CFP: When the Music Takes Over: Musical Numbers in Film and Television

Musical numbers have served as constitutive elements of cinema since its early days in the so-called silent period. From the musical moments in silent films emerged the film musical as a specific genre. Musical numbers remain central components beyond generic categories and have succeeded from early sound film musicals to recent TV shows.

This conference will focus on “musical moments” in fictional film and television. Musical numbers in fictional films have been analyzed according to their functions and their relation to the narration. Expanding these issues from numbers in (mostly) film musicals, Amy Herzog defines “musical moments” as scenes or sequences that occur “when music, typically a popular song, inverts the image-sound hierarchy to occupy a dominant position in a filmic work. The movements of the image, and hence the structuring of space and time, are dictated by song.” If musical moments are not subjugated to the filmic narrative, the focus of their scholarly analysis is able to shift from narrative functions and motivations towards issues such as affect, performance, musical and filmic style and structure, visual musicality, configurations of cinematic time and space, gender construction, modes of audience address, reception, fan culture and more broader philosophical questions about the ontology of cinema. Examining “musical moments” can sharpen our view on cinema in general and can stimulate new theoretical and methodological approaches in the field.

This international conference strives to establish a dialogue between researchers from various disciplines in order to develop new directions for the analysis and interpretation of one of the most crucial elements in filmmaking and one of the pivotal issues of film music research.

The organizers invite proposals for individual papers, pre-constituted panels and poster presentations that explore the manifold research potentials of musical moments on screen(s).

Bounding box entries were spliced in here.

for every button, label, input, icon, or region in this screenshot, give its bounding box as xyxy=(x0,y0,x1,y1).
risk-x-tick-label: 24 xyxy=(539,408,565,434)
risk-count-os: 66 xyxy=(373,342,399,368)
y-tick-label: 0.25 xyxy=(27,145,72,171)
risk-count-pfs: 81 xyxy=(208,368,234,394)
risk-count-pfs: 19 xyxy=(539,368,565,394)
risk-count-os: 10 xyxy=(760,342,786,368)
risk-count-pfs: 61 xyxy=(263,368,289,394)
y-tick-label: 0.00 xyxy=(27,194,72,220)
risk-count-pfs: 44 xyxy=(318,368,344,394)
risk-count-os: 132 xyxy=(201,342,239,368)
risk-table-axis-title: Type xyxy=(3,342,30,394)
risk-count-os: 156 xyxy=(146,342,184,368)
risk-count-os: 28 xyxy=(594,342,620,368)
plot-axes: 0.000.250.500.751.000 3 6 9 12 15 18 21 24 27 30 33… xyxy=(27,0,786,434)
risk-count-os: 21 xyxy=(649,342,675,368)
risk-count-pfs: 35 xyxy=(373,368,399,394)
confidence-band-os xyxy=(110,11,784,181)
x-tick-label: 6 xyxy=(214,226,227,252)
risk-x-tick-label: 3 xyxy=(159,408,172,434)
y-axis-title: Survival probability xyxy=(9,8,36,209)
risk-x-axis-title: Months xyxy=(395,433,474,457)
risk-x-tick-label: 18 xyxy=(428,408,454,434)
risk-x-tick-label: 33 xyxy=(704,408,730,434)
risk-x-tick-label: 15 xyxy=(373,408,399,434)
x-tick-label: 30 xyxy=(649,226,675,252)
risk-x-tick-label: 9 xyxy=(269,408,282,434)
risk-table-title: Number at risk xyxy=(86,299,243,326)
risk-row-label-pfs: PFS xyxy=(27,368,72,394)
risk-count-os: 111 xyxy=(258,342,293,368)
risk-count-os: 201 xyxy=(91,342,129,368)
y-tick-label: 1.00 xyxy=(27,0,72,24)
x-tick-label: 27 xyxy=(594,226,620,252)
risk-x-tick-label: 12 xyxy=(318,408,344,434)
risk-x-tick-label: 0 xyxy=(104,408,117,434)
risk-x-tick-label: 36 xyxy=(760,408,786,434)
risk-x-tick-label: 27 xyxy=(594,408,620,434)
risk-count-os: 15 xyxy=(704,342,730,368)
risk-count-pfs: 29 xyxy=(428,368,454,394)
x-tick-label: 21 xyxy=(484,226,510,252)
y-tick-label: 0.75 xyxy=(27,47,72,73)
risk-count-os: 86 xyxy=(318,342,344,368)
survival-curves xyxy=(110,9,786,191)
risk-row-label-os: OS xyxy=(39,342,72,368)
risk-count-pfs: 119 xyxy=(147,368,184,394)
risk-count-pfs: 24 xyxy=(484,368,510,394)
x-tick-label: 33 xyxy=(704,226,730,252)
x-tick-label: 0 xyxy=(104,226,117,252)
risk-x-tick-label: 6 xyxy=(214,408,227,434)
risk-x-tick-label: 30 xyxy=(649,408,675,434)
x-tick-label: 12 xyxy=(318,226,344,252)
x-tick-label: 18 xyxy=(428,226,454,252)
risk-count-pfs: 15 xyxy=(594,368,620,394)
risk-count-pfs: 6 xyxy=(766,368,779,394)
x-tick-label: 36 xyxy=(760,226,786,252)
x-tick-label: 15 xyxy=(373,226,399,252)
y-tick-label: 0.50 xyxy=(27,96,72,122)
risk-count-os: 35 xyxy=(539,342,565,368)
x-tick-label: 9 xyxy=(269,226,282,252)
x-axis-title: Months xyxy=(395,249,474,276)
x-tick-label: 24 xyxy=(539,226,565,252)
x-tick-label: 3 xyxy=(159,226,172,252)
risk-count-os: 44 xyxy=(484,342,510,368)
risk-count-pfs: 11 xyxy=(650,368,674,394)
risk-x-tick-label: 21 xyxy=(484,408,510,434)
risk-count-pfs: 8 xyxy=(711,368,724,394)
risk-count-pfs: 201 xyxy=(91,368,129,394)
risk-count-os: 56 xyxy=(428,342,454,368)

Possible topics include, but are not limited to the following:

  • Musical numbers in silent cinema
  • Singing in silent cinema
  • Dancing in silent cinema
  • Performing gender in musical numbers
  • Performing bodies
  • (De)constructing star images with music numbers
  • Inter- and transmedial aspects of performances in film
  • Musical numbers in European cinema
  • Non-western traditions (Bollywood, Brazilian musicals etc.)
  • Ideological aspects: the utopian potential of musical numbers
  • Negotiating different semantic systems: filmic representation of musical form (in musical moments)
  • Repetition and difference: musical numbers between affirmation and subversion
  • Methodological and theoretical questions (musicological, philosophical, psychological approaches etc.)
  • Reception of musical numbers
  • Musical numbers and fan culture

The deadline for abstracts is April 30, 2017. Individual abstracts should be no more than 300 words and should include a short biography (max. 250 words). Panel proposals must include four individual abstracts or three abstracts and one respondent as well as an additional paragraph describing the focus of the panel, including a title. The chair should not be one of the panel presenters and if a panel does not include a chair, the conference committee will appoint one.